III. Sur les autres demandes
En application de l’article 696 du code de procédure civile, la SASU France Protect, partie perdante, sera condamnée à payer les entiers dépens de l’instance.
En équité et eu égard à la solution du litige, il n’y a pas lieu d’allouer d’indemnité sur le fondement de l’article 700 du code de procédure civile.

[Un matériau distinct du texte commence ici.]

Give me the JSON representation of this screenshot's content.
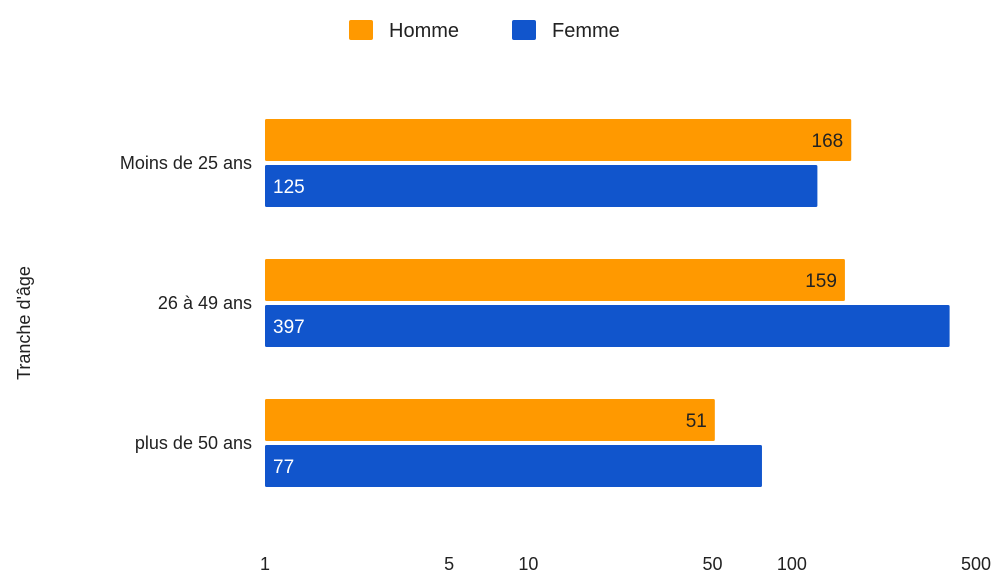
{
  "chart_data": {
    "type": "bar",
    "orientation": "horizontal",
    "categories": [
      "Moins de 25 ans",
      "26 à 49 ans",
      "plus de 50 ans"
    ],
    "series": [
      {
        "name": "Homme",
        "color": "#ff9900",
        "values": [
          168,
          159,
          51
        ]
      },
      {
        "name": "Femme",
        "color": "#1155cc",
        "values": [
          125,
          397,
          77
        ]
      }
    ],
    "ylabel": "Tranche d'âge",
    "xlabel": "",
    "xscale": "log",
    "xlim": [
      1,
      500
    ],
    "xticks": [
      1,
      5,
      10,
      50,
      100,
      500
    ],
    "legend_position": "top",
    "grid": false,
    "data_labels": true
  }
}
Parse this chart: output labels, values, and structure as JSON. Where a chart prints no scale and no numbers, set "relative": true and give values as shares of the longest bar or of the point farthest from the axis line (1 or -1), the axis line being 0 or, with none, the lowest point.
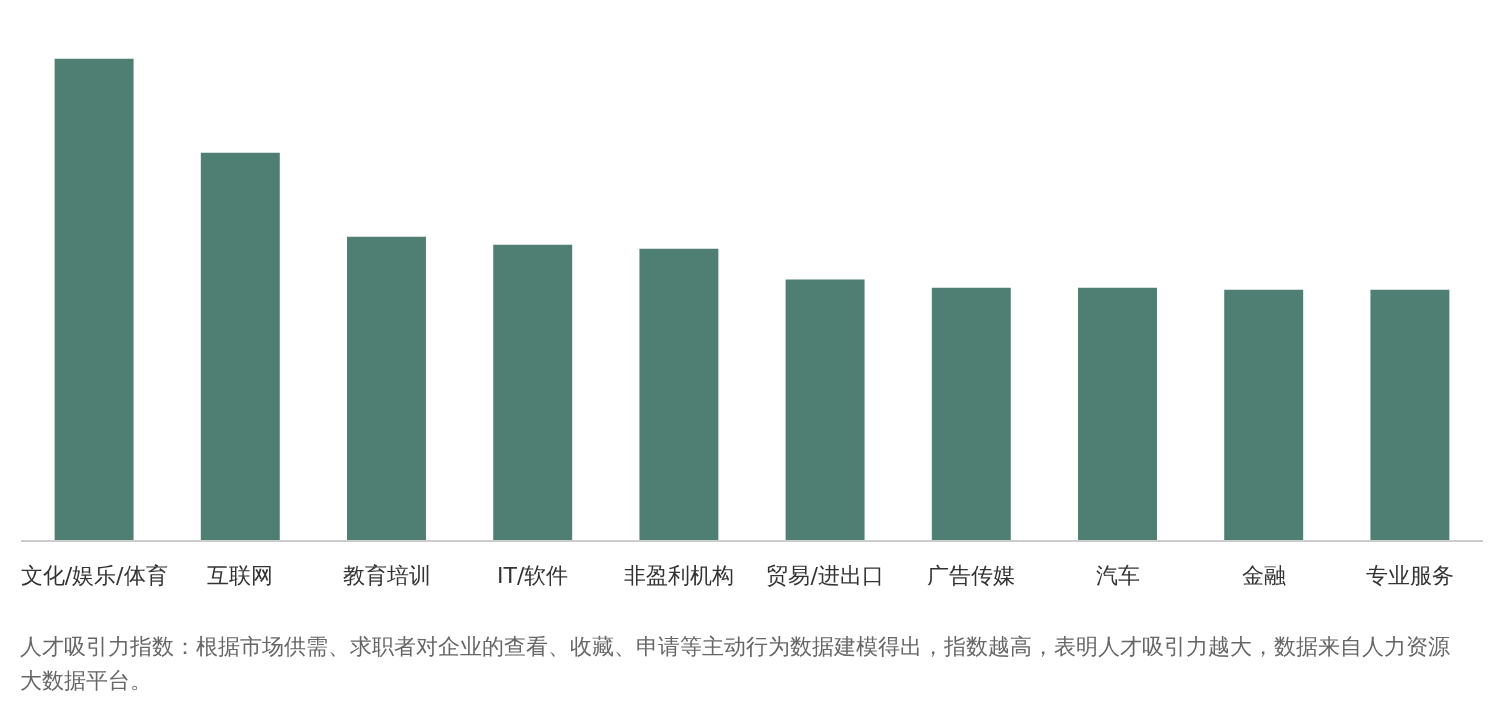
{
  "chart_data": {
    "type": "bar",
    "relative": true,
    "categories": [
      "文化/娱乐/体育",
      "互联网",
      "教育培训",
      "IT/软件",
      "非盈利机构",
      "贸易/进出口",
      "广告传媒",
      "汽车",
      "金融",
      "专业服务"
    ],
    "values": [
      1,
      0.805,
      0.631,
      0.614,
      0.606,
      0.542,
      0.525,
      0.525,
      0.521,
      0.521
    ],
    "color": "#4f7f72",
    "grid": false,
    "annotations": [
      "人才吸引力指数：根据市场供需、求职者对企业的查看、收藏、申请等主动行为数据建模得出，指数越高，表明人才吸引力越大，数据来自人力资源大数据平台。"
    ]
  }
}
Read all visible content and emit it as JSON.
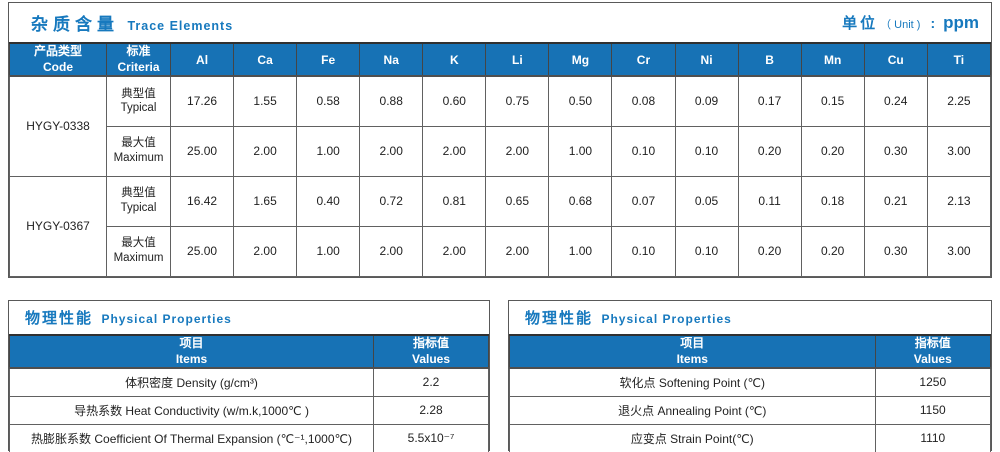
{
  "colors": {
    "accent_blue": "#1779be",
    "header_bg": "#1772b5",
    "border_gray": "#595959"
  },
  "unit": {
    "zh": "单位",
    "en": "（ Unit )",
    "colon": ":",
    "value": "ppm"
  },
  "trace": {
    "title_zh": "杂质含量",
    "title_en": "Trace Elements",
    "col_product_zh": "产品类型",
    "col_product_en": "Code",
    "col_criteria_zh": "标准",
    "col_criteria_en": "Criteria",
    "elements": [
      "Al",
      "Ca",
      "Fe",
      "Na",
      "K",
      "Li",
      "Mg",
      "Cr",
      "Ni",
      "B",
      "Mn",
      "Cu",
      "Ti"
    ],
    "products": [
      {
        "code": "HYGY-0338",
        "rows": [
          {
            "label_zh": "典型值",
            "label_en": "Typical",
            "values": [
              "17.26",
              "1.55",
              "0.58",
              "0.88",
              "0.60",
              "0.75",
              "0.50",
              "0.08",
              "0.09",
              "0.17",
              "0.15",
              "0.24",
              "2.25"
            ]
          },
          {
            "label_zh": "最大值",
            "label_en": "Maximum",
            "values": [
              "25.00",
              "2.00",
              "1.00",
              "2.00",
              "2.00",
              "2.00",
              "1.00",
              "0.10",
              "0.10",
              "0.20",
              "0.20",
              "0.30",
              "3.00"
            ]
          }
        ]
      },
      {
        "code": "HYGY-0367",
        "rows": [
          {
            "label_zh": "典型值",
            "label_en": "Typical",
            "values": [
              "16.42",
              "1.65",
              "0.40",
              "0.72",
              "0.81",
              "0.65",
              "0.68",
              "0.07",
              "0.05",
              "0.11",
              "0.18",
              "0.21",
              "2.13"
            ]
          },
          {
            "label_zh": "最大值",
            "label_en": "Maximum",
            "values": [
              "25.00",
              "2.00",
              "1.00",
              "2.00",
              "2.00",
              "2.00",
              "1.00",
              "0.10",
              "0.10",
              "0.20",
              "0.20",
              "0.30",
              "3.00"
            ]
          }
        ]
      }
    ]
  },
  "physical_left": {
    "title_zh": "物理性能",
    "title_en": "Physical Properties",
    "col_item_zh": "项目",
    "col_item_en": "Items",
    "col_value_zh": "指标值",
    "col_value_en": "Values",
    "rows": [
      {
        "item": "体积密度 Density (g/cm³)",
        "value": "2.2"
      },
      {
        "item": "导热系数 Heat Conductivity (w/m.k,1000℃ )",
        "value": "2.28"
      },
      {
        "item": "热膨胀系数 Coefficient Of Thermal Expansion (℃⁻¹,1000℃)",
        "value": "5.5x10⁻⁷"
      }
    ]
  },
  "physical_right": {
    "title_zh": "物理性能",
    "title_en": "Physical Properties",
    "col_item_zh": "项目",
    "col_item_en": "Items",
    "col_value_zh": "指标值",
    "col_value_en": "Values",
    "rows": [
      {
        "item": "软化点 Softening Point (℃)",
        "value": "1250"
      },
      {
        "item": "退火点 Annealing Point (℃)",
        "value": "1150"
      },
      {
        "item": "应变点 Strain Point(℃)",
        "value": "1110"
      }
    ]
  }
}
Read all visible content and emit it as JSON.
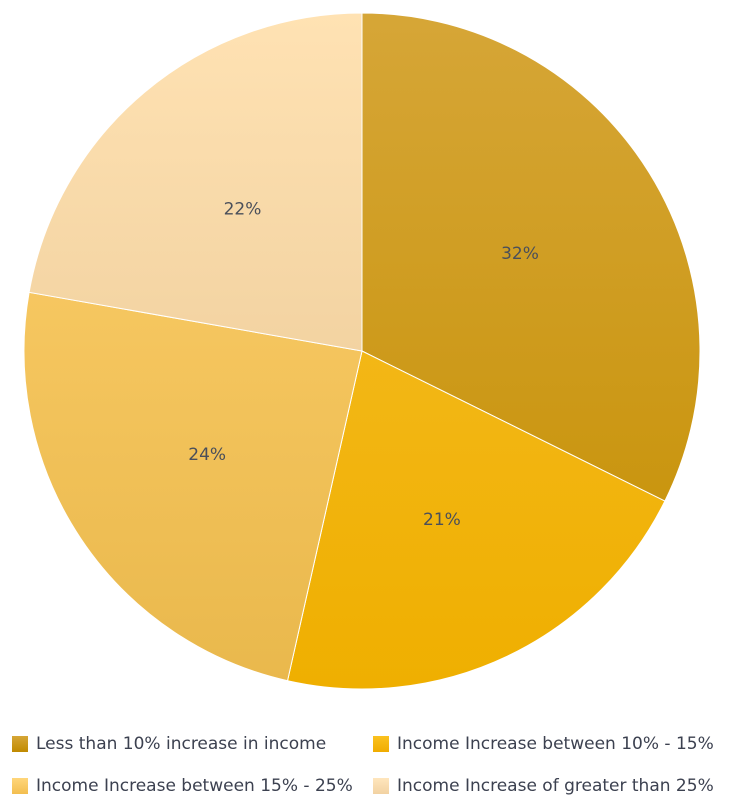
{
  "chart_data": {
    "type": "pie",
    "title": "",
    "categories": [
      "Less than 10% increase in income",
      "Income Increase between 10% - 15%",
      "Income Increase between 15% - 25%",
      "Income Increase of greater than 25%"
    ],
    "values": [
      32,
      21,
      24,
      22
    ],
    "labels": [
      "32%",
      "21%",
      "24%",
      "22%"
    ],
    "start_angle_deg": 0,
    "direction": "clockwise",
    "legend_position": "bottom",
    "colors": [
      {
        "top": "#d6a637",
        "bottom": "#c58f00",
        "swatch_top": "#d6a637",
        "swatch_bottom": "#c08a00"
      },
      {
        "top": "#f7bf2c",
        "bottom": "#efaf00",
        "swatch_top": "#fbc21f",
        "swatch_bottom": "#f0ac00"
      },
      {
        "top": "#ffd16e",
        "bottom": "#e9b84c",
        "swatch_top": "#ffd67a",
        "swatch_bottom": "#f3be4f"
      },
      {
        "top": "#ffe2b3",
        "bottom": "#e6c490",
        "swatch_top": "#ffe6bd",
        "swatch_bottom": "#f2d2a2"
      }
    ]
  }
}
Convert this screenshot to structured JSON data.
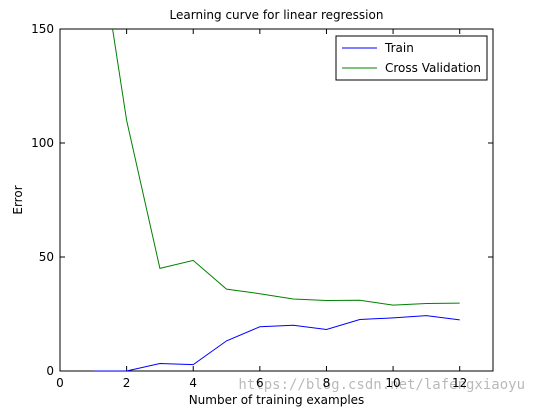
{
  "chart_data": {
    "type": "line",
    "title": "Learning curve for linear regression",
    "xlabel": "Number of training examples",
    "ylabel": "Error",
    "xlim": [
      0,
      13
    ],
    "ylim": [
      0,
      150
    ],
    "xticks": [
      0,
      2,
      4,
      6,
      8,
      10,
      12
    ],
    "yticks": [
      0,
      50,
      100,
      150
    ],
    "grid": false,
    "legend_position": "top-right",
    "series": [
      {
        "name": "Train",
        "color": "#0000ff",
        "x": [
          1,
          2,
          3,
          4,
          5,
          6,
          7,
          8,
          9,
          10,
          11,
          12
        ],
        "y": [
          0,
          0,
          3.3,
          2.8,
          13.2,
          19.4,
          20.1,
          18.2,
          22.6,
          23.3,
          24.3,
          22.4
        ]
      },
      {
        "name": "Cross Validation",
        "color": "#008000",
        "x": [
          1,
          2,
          3,
          4,
          5,
          6,
          7,
          8,
          9,
          10,
          11,
          12
        ],
        "y": [
          205,
          110,
          45,
          48.5,
          35.9,
          33.9,
          31.6,
          30.9,
          31.0,
          28.9,
          29.6,
          29.8
        ]
      }
    ]
  },
  "watermark": "https://blog.csdn.net/lafengxiaoyu"
}
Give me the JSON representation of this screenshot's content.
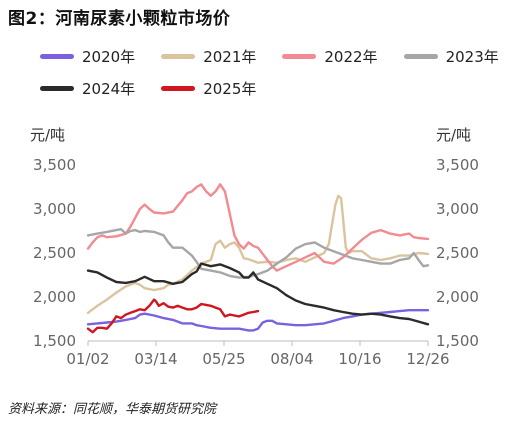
{
  "title": "图2：河南尿素小颗粒市场价",
  "source": "资料来源：同花顺，华泰期货研究院",
  "unit_left": "元/吨",
  "unit_right": "元/吨",
  "chart_data": {
    "type": "line",
    "title": "图2：河南尿素小颗粒市场价",
    "xlabel": "",
    "ylabel": "元/吨",
    "x_ticks": [
      "01/02",
      "03/14",
      "05/25",
      "08/04",
      "10/16",
      "12/26"
    ],
    "y_ticks": [
      "1,500",
      "2,000",
      "2,500",
      "3,000",
      "3,500"
    ],
    "ylim": [
      1500,
      3500
    ],
    "grid": false,
    "legend_position": "top",
    "series": [
      {
        "name": "2020年",
        "color": "#7b61e0",
        "points": [
          [
            0,
            1690
          ],
          [
            10,
            1700
          ],
          [
            20,
            1710
          ],
          [
            30,
            1720
          ],
          [
            40,
            1740
          ],
          [
            50,
            1760
          ],
          [
            55,
            1800
          ],
          [
            60,
            1810
          ],
          [
            70,
            1790
          ],
          [
            80,
            1760
          ],
          [
            90,
            1740
          ],
          [
            95,
            1720
          ],
          [
            100,
            1700
          ],
          [
            110,
            1700
          ],
          [
            115,
            1680
          ],
          [
            120,
            1670
          ],
          [
            130,
            1650
          ],
          [
            140,
            1640
          ],
          [
            150,
            1640
          ],
          [
            160,
            1640
          ],
          [
            170,
            1620
          ],
          [
            175,
            1620
          ],
          [
            180,
            1640
          ],
          [
            185,
            1710
          ],
          [
            190,
            1730
          ],
          [
            195,
            1730
          ],
          [
            200,
            1700
          ],
          [
            210,
            1690
          ],
          [
            220,
            1680
          ],
          [
            230,
            1680
          ],
          [
            240,
            1690
          ],
          [
            250,
            1700
          ],
          [
            260,
            1730
          ],
          [
            270,
            1760
          ],
          [
            280,
            1780
          ],
          [
            290,
            1800
          ],
          [
            300,
            1810
          ],
          [
            310,
            1820
          ],
          [
            320,
            1830
          ],
          [
            330,
            1840
          ],
          [
            340,
            1850
          ],
          [
            350,
            1850
          ],
          [
            360,
            1850
          ]
        ]
      },
      {
        "name": "2021年",
        "color": "#d9c49e",
        "points": [
          [
            0,
            1820
          ],
          [
            5,
            1860
          ],
          [
            10,
            1900
          ],
          [
            20,
            1970
          ],
          [
            30,
            2050
          ],
          [
            40,
            2120
          ],
          [
            50,
            2160
          ],
          [
            55,
            2140
          ],
          [
            60,
            2100
          ],
          [
            70,
            2080
          ],
          [
            80,
            2100
          ],
          [
            85,
            2140
          ],
          [
            90,
            2150
          ],
          [
            100,
            2200
          ],
          [
            110,
            2300
          ],
          [
            120,
            2380
          ],
          [
            130,
            2420
          ],
          [
            135,
            2600
          ],
          [
            140,
            2640
          ],
          [
            145,
            2560
          ],
          [
            150,
            2600
          ],
          [
            155,
            2620
          ],
          [
            160,
            2560
          ],
          [
            165,
            2440
          ],
          [
            170,
            2430
          ],
          [
            180,
            2390
          ],
          [
            190,
            2400
          ],
          [
            200,
            2390
          ],
          [
            210,
            2420
          ],
          [
            220,
            2440
          ],
          [
            230,
            2400
          ],
          [
            240,
            2450
          ],
          [
            250,
            2500
          ],
          [
            255,
            2600
          ],
          [
            258,
            2800
          ],
          [
            262,
            3050
          ],
          [
            265,
            3150
          ],
          [
            268,
            3120
          ],
          [
            270,
            2900
          ],
          [
            273,
            2560
          ],
          [
            276,
            2500
          ],
          [
            280,
            2520
          ],
          [
            290,
            2520
          ],
          [
            300,
            2440
          ],
          [
            310,
            2420
          ],
          [
            320,
            2440
          ],
          [
            330,
            2470
          ],
          [
            340,
            2470
          ],
          [
            350,
            2500
          ],
          [
            360,
            2490
          ]
        ]
      },
      {
        "name": "2022年",
        "color": "#f28b91",
        "points": [
          [
            0,
            2550
          ],
          [
            5,
            2620
          ],
          [
            10,
            2680
          ],
          [
            15,
            2700
          ],
          [
            20,
            2680
          ],
          [
            30,
            2690
          ],
          [
            40,
            2720
          ],
          [
            45,
            2800
          ],
          [
            50,
            2900
          ],
          [
            55,
            3000
          ],
          [
            60,
            3050
          ],
          [
            65,
            3000
          ],
          [
            70,
            2960
          ],
          [
            80,
            2950
          ],
          [
            90,
            2970
          ],
          [
            100,
            3100
          ],
          [
            105,
            3180
          ],
          [
            110,
            3200
          ],
          [
            115,
            3250
          ],
          [
            120,
            3280
          ],
          [
            125,
            3200
          ],
          [
            130,
            3150
          ],
          [
            135,
            3200
          ],
          [
            140,
            3280
          ],
          [
            145,
            3200
          ],
          [
            150,
            2950
          ],
          [
            155,
            2700
          ],
          [
            160,
            2600
          ],
          [
            165,
            2550
          ],
          [
            170,
            2620
          ],
          [
            175,
            2580
          ],
          [
            180,
            2560
          ],
          [
            190,
            2420
          ],
          [
            195,
            2350
          ],
          [
            200,
            2300
          ],
          [
            210,
            2350
          ],
          [
            220,
            2400
          ],
          [
            230,
            2450
          ],
          [
            240,
            2500
          ],
          [
            250,
            2400
          ],
          [
            260,
            2380
          ],
          [
            270,
            2450
          ],
          [
            280,
            2550
          ],
          [
            290,
            2650
          ],
          [
            300,
            2730
          ],
          [
            310,
            2760
          ],
          [
            320,
            2720
          ],
          [
            330,
            2700
          ],
          [
            340,
            2720
          ],
          [
            345,
            2680
          ],
          [
            350,
            2670
          ],
          [
            360,
            2660
          ]
        ]
      },
      {
        "name": "2023年",
        "color": "#a6a6a6",
        "points": [
          [
            0,
            2700
          ],
          [
            10,
            2720
          ],
          [
            20,
            2740
          ],
          [
            30,
            2760
          ],
          [
            35,
            2770
          ],
          [
            40,
            2720
          ],
          [
            45,
            2750
          ],
          [
            50,
            2760
          ],
          [
            55,
            2740
          ],
          [
            60,
            2750
          ],
          [
            70,
            2740
          ],
          [
            80,
            2700
          ],
          [
            85,
            2620
          ],
          [
            90,
            2560
          ],
          [
            100,
            2560
          ],
          [
            110,
            2470
          ],
          [
            115,
            2400
          ],
          [
            120,
            2320
          ],
          [
            130,
            2300
          ],
          [
            140,
            2280
          ],
          [
            150,
            2240
          ],
          [
            160,
            2220
          ],
          [
            170,
            2230
          ],
          [
            180,
            2260
          ],
          [
            190,
            2300
          ],
          [
            200,
            2380
          ],
          [
            210,
            2450
          ],
          [
            220,
            2550
          ],
          [
            230,
            2600
          ],
          [
            240,
            2620
          ],
          [
            250,
            2560
          ],
          [
            260,
            2520
          ],
          [
            270,
            2480
          ],
          [
            280,
            2440
          ],
          [
            290,
            2420
          ],
          [
            300,
            2400
          ],
          [
            310,
            2380
          ],
          [
            320,
            2380
          ],
          [
            330,
            2420
          ],
          [
            340,
            2440
          ],
          [
            345,
            2500
          ],
          [
            350,
            2420
          ],
          [
            355,
            2350
          ],
          [
            360,
            2360
          ]
        ]
      },
      {
        "name": "2024年",
        "color": "#2b2b2b",
        "points": [
          [
            0,
            2300
          ],
          [
            10,
            2280
          ],
          [
            20,
            2220
          ],
          [
            30,
            2170
          ],
          [
            40,
            2160
          ],
          [
            50,
            2180
          ],
          [
            60,
            2230
          ],
          [
            70,
            2180
          ],
          [
            80,
            2180
          ],
          [
            90,
            2150
          ],
          [
            100,
            2170
          ],
          [
            110,
            2260
          ],
          [
            115,
            2290
          ],
          [
            120,
            2380
          ],
          [
            130,
            2350
          ],
          [
            140,
            2370
          ],
          [
            150,
            2330
          ],
          [
            160,
            2280
          ],
          [
            165,
            2220
          ],
          [
            170,
            2220
          ],
          [
            175,
            2280
          ],
          [
            180,
            2200
          ],
          [
            190,
            2150
          ],
          [
            200,
            2100
          ],
          [
            210,
            2020
          ],
          [
            220,
            1960
          ],
          [
            230,
            1920
          ],
          [
            240,
            1900
          ],
          [
            250,
            1880
          ],
          [
            260,
            1850
          ],
          [
            270,
            1830
          ],
          [
            280,
            1810
          ],
          [
            290,
            1800
          ],
          [
            300,
            1810
          ],
          [
            310,
            1800
          ],
          [
            320,
            1780
          ],
          [
            330,
            1760
          ],
          [
            340,
            1750
          ],
          [
            350,
            1720
          ],
          [
            360,
            1690
          ]
        ]
      },
      {
        "name": "2025年",
        "color": "#d0161e",
        "points": [
          [
            0,
            1640
          ],
          [
            5,
            1600
          ],
          [
            10,
            1650
          ],
          [
            15,
            1650
          ],
          [
            20,
            1640
          ],
          [
            25,
            1700
          ],
          [
            30,
            1780
          ],
          [
            35,
            1760
          ],
          [
            40,
            1800
          ],
          [
            45,
            1820
          ],
          [
            50,
            1840
          ],
          [
            55,
            1860
          ],
          [
            60,
            1850
          ],
          [
            65,
            1900
          ],
          [
            70,
            1970
          ],
          [
            72,
            1950
          ],
          [
            75,
            1900
          ],
          [
            80,
            1930
          ],
          [
            85,
            1890
          ],
          [
            90,
            1880
          ],
          [
            95,
            1900
          ],
          [
            100,
            1880
          ],
          [
            105,
            1860
          ],
          [
            110,
            1860
          ],
          [
            115,
            1880
          ],
          [
            120,
            1920
          ],
          [
            125,
            1910
          ],
          [
            130,
            1900
          ],
          [
            135,
            1880
          ],
          [
            140,
            1860
          ],
          [
            145,
            1780
          ],
          [
            150,
            1800
          ],
          [
            155,
            1790
          ],
          [
            160,
            1780
          ],
          [
            165,
            1800
          ],
          [
            170,
            1820
          ],
          [
            175,
            1830
          ],
          [
            180,
            1840
          ]
        ]
      }
    ]
  }
}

Eu égard à la solution du litige, il n’y a pas lieu d’écarter l’exécution provisoire de droit de la présente décision prévue par l’article 514 du même code.
PAR CES MOTIFS
Le tribunal, statuant publiquement, par jugement contradictoire et en premier ressort, par mise à disposition au greffe :
PRONONCE la résolution du contrat d’entreprise conclu entre Madame [M] [G] et la SASU Protect France le 10 janvier 2022 ;
PRONONCE la résolution du protocole d’accord régularisé entre Madame [M] [G] et la SASU Protect France le 12 juillet 2023 ;
DEBOUTE Madame [M] [G] de sa demande de restitution de la somme versée;
DEBOUTE Madame [M] [G] de sa demande indemnitaire au titre du préjudice de jouissance ;
CONDAMNE la SASU France Protect à payer les entiers dépens de l’instance ;
DEBOUTE Madame [M] [G] de sa demande sur le fondement de l’article 700 du code de procédure civile ;
DEBOUTE la SASU France Protect de sa demande sur le fondement de l’article 700 du code de procédure civile ;
DIT n’y avoir lieu à écarter l’exécution provisoire de droit de la présente décision.
Ainsi jugé le vingt et un Mai deux mil vingt six, la minute est signée du Président et du Greffier.